Il se frotta la nuque, hésita encore quelques secondes. Talya eut l’impression qu’elles duraient des heures.
— En réalité, j’ai remarqué que tes blessures s’étaient toutes refermées. Alors j’ai prélevé un peu de ton sang et je me le suis injecté avant de perdre conscience. Je suis désolé. J’étais en train de sombrer. Je ne savais pas quoi faire d’autre.
La monture de Talya continuait d’avancer, mais elle n’y faisait plus attention. Quelque chose chez elle venait de vaciller. Elle ne répondit pas. Il n’y avait rien à répondre. Elle comprenait. Bien sûr qu’elle comprenait. La panique, la douleur, la peur de mourir... qui aurait agi autrement ? Certainement pas elle. Pourtant, elle se sentait gagnée par une émotion difficile à nommer. Ce n’était pas tout à fait de la colère, ni même du chagrin. Plutôt une sorte de déception, une fissure dans ce qu’elle pensait être solide. Il aurait pu le lui dire. Il aurait dû.
— C’est à ce moment là que j’ai eu la vision, reprit Adrian à mi-voix, que j’ai vu la fillette. Elle était seule, en pleine forêt. Je crois bien qu’elle pleurait. Il y avait... une fleur. Une fleur magnifique. Je n’avais jamais rien vu de tel. Elle l’a cueilli et, l’espace d’un instant, j’ai cru qu’elle me regardait. Je n’ai rien vu d’autre.
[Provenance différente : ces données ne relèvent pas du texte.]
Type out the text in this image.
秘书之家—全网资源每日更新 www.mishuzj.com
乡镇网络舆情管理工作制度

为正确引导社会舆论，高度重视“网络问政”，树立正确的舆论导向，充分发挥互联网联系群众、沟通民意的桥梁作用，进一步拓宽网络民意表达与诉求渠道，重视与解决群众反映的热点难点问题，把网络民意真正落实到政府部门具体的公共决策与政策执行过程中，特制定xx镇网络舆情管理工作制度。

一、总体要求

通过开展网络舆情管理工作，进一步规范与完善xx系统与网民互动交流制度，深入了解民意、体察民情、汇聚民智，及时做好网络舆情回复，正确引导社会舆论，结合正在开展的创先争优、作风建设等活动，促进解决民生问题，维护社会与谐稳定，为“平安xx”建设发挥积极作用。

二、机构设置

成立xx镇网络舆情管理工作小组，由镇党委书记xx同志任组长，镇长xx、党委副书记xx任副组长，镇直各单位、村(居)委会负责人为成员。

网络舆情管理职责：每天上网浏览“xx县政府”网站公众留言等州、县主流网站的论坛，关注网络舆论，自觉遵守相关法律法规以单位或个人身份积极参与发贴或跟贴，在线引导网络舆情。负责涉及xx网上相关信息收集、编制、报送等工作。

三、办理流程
Il cessa ses explications pour relever les yeux vers elle. Surprise, Talya fit de son mieux pour ne rien montrer de son malaise.
— Je pense que tout ça est lié à toi, expliqua encore Adrian. Et si j’en juge par ce que j’ai vu, sans doute à ton sang. Peut-être ce qu’il contient. Il y a aussi cette vision qu’on a partagé au Tertre, avec le trident. Ça ne peut pas être qu’une coïncidence.
L’esprit de logique reprenait le dessus chez lui. Talya, elle, l’écoutait sans vraiment suivre. Elle ne retenait que ce dont il n’avait pas parlé. Les détails qu’il avait volontairement gardés. La confiance qu’il n’avait pas eue. Une part d’elle se savait injuste. Comment pouvait-elle lui reprocher d’avoir voulu survivre ? Une autre souffrait en silence. À son habitude, Adrian se voulait rassurant, sincère. Il l’était, sans doute, mais la blessure avait déjà trouvé une faille où s’insinuer.
— Il y a quelque chose, poursuivit-il, animé par une soif de compréhension. Je ne sais pas encore quoi, mais j’ai la certitude que si on suit ce fil, on finira peut-être par comprendre qui tu es. On trouvera, conclut-il doucement. Je te le promets.
Talya hocha la tête sans un mot. Elle ne savait pas quoi répondre d’autre. Au fond, elle savait qu’Adrian ne mentait pas, qu’il l’aiderait du mieux qu’il le pourrait, mais elle était incapable de comprendre la raison pour laquelle il ne lui avait pas confié tout ça avant.